The first application will drop leaves and open up the canopy. A second application of sodium chlorate, sometimes combined with paraquat, will help with boll development and rapid leaf desiccation. However, environmental concerns and restrictions have led to reduced use of paraquat, especially in California.
Scrutiny From Government
And, while defoliation typically carries less environmental concerns than other crop development aids, such as insect control or fertilization, regulatory groups with federal and state agencies are taking a hard look at residual effects.
According to Randy Norton, regional Extension cotton specialist with the University of Arizona, a premature application of sodium chlorate can have an adverse effect on boll development. An application that is too early can freeze the bolls and prevent them from opening properly.
Other products have been popular to mitigate boll damage, but, until recently, they have been more expensive.
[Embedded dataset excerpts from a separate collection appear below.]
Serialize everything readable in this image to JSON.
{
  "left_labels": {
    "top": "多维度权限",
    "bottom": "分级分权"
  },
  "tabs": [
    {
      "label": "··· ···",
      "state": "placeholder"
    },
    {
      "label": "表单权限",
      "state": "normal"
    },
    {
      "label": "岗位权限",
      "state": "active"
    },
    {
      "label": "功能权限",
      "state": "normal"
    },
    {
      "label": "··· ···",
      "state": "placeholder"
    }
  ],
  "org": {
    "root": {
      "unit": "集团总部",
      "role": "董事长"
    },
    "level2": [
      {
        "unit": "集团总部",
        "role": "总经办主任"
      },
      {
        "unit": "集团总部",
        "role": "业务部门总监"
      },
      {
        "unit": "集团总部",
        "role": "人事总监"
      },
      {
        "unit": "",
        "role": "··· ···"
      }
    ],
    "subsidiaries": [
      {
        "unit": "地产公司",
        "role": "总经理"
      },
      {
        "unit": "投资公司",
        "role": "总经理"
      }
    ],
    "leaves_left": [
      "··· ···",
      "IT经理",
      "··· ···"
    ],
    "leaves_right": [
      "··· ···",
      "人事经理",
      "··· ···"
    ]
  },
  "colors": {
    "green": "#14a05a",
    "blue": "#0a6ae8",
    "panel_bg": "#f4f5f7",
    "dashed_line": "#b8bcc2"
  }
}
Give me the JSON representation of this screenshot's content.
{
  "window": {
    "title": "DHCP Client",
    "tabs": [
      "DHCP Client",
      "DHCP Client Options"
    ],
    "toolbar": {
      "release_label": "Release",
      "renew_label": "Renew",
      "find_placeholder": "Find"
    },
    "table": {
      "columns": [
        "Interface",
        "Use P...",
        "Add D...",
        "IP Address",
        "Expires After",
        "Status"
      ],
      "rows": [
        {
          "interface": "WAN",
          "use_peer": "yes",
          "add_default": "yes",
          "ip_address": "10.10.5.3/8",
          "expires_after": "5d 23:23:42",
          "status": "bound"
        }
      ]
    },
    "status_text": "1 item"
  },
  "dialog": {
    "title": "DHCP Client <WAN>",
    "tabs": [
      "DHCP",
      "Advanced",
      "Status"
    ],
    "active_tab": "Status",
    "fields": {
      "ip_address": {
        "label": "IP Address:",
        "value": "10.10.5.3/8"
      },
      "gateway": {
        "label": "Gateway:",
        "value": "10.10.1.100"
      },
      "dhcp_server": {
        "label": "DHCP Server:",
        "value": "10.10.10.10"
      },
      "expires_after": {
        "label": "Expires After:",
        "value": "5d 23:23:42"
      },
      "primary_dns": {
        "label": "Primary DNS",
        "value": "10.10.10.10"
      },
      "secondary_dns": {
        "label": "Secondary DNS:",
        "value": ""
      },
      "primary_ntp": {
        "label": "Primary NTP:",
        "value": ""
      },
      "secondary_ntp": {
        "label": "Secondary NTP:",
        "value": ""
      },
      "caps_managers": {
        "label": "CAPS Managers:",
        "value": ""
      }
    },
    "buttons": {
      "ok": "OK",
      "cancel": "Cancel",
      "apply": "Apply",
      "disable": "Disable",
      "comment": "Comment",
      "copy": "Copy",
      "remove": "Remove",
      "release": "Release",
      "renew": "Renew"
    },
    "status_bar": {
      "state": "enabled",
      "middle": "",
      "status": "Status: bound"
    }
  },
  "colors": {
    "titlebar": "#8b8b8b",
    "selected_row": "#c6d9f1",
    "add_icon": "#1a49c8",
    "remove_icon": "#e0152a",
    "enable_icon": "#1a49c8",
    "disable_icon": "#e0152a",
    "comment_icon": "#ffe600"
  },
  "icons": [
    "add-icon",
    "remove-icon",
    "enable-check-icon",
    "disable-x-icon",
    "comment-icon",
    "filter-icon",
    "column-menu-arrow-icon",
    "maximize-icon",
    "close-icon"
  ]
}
Since the generic availability of thidiazuron/ Diuron products, a major cost break has occurred, and producers are turning to the product mix for a more affordable option to Bayer’s Ginstar.
Norton notes that Pinal and Graham counties in Arizona have seen a noticeable shift away from the sodium chlorate applications since the generic thidiazuron/Diuron products have become available. According to University of California Cooperative Extension Farm Advisor Steve Wright, the move to thidiazuron/ Diuron in California is similar.
Variability In Prices
Product rates vary in both states depending on whether the crop is upland or Pima. According to Extension publications, low to moderate rates work well on upland cotton in the warm or hot conditions of the West. Over application in warm weather can cause leaves to stick to the plant and fiber. In cool weather and on Pima cotton, if growth is still vigorous, full rates of the formulation continue to be recommended.
Wright notes that Pima and Acala cottons are more difficult to defoliate than upland and may require a bit more finesse.
Other harvest-aid formulations are also used in California and Arizona. It is best to check with the Extension specialist crop consultant to identify the best possible defoliation options.
Both the University of California and University of Arizona have several publications online that specifically address application rates and the best use of many products used to enhance harvest efforts on different varieties of cotton.